Fallout 3's opening is so good I spent the whole game trying to get back into Vault 101

Brotherhood of Steel soldier surveying the horizon in post-apocalyptic DC

May 10,2021 This article was originally published as part of our week-long celebration of Fallout’s 20th anniversary back in October, 2017.

I remember being born: the blinding bright light, the gentle voice of my father, Liam Neeson, asking me all sorts of philosophical questions like who I want to be when I grow up. It was not a usual birth but I am not a usual boy. I recall escaping from a playpen and leafing through a copy of S.P.EC.I.A.L. before settling on the idea that adult me would be built like a brick shithouse, dumb as a bag of hammers, and extremely lucky.

Then came my birthday party. I only had one and it wasn’t great. Ne’er-do-well Butch DeLoria tried to steal the sweetroll that Old Lady Palmer gave me – he started attacking me when I said no so I went back at him. Officer Gomez had to separate us. I may have also brought up the fact his mum is an alcoholic, which no doubt angered him further. I didn’t tell any adults I said that; I was the innocent birthday boy.

My mid-teens featured a particularly nasty run-in with Butch’s gang, the Tunnel Snakes, ahead of the life-changing Generalized Occupational Aptitude Test. They were harassing my best friend Amata by the water cooler, threatening to break a few of her bones for telling on them. I fought them until Butch gave up and called his goons off. The test didn’t go too well either – according to the results, I was Vault 101’s designated fry cook.
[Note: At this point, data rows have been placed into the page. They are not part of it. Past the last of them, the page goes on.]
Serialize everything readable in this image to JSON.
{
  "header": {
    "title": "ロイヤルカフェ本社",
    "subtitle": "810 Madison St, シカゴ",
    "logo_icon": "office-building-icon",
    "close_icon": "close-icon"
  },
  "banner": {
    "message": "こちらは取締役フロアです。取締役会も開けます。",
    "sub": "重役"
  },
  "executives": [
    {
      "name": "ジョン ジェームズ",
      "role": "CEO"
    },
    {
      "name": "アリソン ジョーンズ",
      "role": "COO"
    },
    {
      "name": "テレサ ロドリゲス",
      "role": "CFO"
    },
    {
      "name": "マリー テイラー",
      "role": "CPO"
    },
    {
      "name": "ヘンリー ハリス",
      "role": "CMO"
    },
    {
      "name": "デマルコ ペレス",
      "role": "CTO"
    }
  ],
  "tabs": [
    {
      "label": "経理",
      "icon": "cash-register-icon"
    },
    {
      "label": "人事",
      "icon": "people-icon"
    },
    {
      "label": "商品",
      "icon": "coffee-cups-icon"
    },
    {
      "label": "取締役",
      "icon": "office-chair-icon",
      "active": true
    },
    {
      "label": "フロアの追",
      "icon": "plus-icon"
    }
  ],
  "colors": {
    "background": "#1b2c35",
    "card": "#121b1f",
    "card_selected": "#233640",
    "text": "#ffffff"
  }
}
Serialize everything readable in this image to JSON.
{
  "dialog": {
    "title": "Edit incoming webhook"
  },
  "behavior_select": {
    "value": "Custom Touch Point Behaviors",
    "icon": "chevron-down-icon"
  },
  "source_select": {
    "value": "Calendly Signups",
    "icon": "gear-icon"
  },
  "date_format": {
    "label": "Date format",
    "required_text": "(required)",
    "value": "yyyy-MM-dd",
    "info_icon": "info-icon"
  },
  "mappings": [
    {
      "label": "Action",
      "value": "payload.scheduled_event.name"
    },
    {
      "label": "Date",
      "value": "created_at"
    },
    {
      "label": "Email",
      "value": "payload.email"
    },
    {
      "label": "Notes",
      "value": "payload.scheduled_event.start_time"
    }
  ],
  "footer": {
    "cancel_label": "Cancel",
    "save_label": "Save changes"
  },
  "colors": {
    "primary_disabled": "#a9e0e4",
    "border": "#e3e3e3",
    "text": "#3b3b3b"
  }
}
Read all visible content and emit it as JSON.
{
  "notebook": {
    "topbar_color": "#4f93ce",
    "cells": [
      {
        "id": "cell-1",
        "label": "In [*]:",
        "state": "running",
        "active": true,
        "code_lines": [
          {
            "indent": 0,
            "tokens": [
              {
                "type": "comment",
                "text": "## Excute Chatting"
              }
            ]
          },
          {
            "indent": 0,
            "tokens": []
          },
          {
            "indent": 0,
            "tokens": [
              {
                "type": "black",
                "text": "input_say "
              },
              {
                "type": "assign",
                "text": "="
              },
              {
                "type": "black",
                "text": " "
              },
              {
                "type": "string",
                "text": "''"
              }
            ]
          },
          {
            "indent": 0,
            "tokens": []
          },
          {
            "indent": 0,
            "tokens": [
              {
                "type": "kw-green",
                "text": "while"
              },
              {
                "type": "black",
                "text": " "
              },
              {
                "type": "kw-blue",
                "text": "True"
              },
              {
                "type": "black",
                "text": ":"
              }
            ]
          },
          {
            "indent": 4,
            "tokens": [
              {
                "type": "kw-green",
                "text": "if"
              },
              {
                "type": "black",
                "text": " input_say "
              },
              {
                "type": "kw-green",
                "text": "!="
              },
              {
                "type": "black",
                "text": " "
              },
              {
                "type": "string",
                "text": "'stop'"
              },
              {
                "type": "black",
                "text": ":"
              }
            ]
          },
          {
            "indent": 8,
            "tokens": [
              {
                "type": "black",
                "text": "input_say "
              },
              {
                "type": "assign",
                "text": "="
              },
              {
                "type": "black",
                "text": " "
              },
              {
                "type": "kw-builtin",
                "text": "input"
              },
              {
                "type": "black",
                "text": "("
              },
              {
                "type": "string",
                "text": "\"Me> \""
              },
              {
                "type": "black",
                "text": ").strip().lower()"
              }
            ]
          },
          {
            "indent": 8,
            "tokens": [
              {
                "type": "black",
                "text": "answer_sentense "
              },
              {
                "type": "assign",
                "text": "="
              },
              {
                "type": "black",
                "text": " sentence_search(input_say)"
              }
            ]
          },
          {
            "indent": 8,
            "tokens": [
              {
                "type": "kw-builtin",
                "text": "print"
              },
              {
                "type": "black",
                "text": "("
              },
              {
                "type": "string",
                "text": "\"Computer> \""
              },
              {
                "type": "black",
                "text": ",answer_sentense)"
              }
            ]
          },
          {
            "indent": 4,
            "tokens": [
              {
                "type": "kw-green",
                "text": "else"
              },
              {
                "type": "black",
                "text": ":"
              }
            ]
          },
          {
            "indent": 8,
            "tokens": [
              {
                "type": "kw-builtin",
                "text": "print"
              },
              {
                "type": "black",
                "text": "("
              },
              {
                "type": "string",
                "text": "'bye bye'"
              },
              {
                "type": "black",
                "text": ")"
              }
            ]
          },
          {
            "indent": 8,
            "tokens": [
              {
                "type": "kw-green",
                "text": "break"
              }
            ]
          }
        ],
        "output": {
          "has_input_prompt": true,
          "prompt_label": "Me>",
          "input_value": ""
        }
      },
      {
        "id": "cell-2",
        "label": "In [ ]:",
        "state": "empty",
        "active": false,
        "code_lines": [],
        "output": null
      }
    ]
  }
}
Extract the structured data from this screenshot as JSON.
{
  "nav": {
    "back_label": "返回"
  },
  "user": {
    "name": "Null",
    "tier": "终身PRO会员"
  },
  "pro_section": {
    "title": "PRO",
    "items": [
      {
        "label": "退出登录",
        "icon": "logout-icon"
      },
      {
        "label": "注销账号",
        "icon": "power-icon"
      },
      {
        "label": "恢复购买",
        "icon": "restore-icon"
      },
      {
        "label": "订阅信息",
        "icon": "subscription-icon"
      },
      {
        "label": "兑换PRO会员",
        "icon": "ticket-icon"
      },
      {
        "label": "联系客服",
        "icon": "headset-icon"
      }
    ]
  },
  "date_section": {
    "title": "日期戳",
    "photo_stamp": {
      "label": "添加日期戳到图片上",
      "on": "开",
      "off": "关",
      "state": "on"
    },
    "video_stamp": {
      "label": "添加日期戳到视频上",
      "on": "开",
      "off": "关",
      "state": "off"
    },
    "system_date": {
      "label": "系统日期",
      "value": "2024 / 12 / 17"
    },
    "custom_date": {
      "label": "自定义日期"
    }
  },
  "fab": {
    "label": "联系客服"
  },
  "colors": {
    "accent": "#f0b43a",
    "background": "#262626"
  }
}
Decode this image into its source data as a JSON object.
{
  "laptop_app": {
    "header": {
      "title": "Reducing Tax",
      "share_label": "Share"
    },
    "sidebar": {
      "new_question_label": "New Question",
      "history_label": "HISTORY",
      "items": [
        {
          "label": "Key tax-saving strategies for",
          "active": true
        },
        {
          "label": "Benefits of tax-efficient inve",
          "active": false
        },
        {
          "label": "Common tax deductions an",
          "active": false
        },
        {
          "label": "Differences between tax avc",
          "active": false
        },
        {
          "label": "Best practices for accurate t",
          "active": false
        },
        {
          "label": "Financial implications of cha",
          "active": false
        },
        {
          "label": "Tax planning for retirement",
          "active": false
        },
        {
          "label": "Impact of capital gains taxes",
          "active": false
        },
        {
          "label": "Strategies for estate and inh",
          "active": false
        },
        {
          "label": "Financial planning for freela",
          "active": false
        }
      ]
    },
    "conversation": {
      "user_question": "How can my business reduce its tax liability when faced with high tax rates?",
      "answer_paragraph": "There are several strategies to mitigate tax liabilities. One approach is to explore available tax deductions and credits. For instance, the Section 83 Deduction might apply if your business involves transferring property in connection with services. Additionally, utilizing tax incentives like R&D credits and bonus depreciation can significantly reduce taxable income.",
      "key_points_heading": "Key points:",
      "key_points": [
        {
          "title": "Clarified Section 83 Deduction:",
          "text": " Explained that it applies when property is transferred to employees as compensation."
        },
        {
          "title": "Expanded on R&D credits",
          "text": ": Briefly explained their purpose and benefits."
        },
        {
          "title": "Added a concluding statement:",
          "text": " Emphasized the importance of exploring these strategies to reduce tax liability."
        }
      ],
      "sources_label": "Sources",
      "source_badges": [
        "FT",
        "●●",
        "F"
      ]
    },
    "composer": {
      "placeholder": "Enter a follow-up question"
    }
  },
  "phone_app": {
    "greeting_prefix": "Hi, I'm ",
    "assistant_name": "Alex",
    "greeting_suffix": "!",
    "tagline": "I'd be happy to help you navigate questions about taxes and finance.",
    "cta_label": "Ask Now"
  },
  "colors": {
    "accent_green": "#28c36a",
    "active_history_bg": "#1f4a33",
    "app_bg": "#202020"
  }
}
The last thing I remember about growing up is escaping, which was a blur of brawls, radroaches, and people I’d known my whole life turning on me.

Fallout 3 10th birthday party

I have played through the opening of Fallout 3 upwards of 30 times, but leaving the comfort and safety of Vault 101 never gets any easier. No tutorial or introductory set of missions does more to immerse you in its world than Fallout 3’s all-too-brief stint in a populated, functioning Vault-Tec vault – stepping out into the serene devastation of the Capital Wasteland for the first time is not a liberating experience, it is one of sheer terror.

Of course, it doesn’t take long to get acquainted with the various quirks of post-apocalyptic life, but that initial pang of anxiety never really leaves you. For the first half an hour of Fallout 3 you are living in a bygone era, from cradle to adulthood you grow up in roughly the same world that existed before the bombs dropped. Yes, you are underground, but the same principles of pre-war life apply: uniformity reigns supreme, you know your neighbours, and optimism abounds.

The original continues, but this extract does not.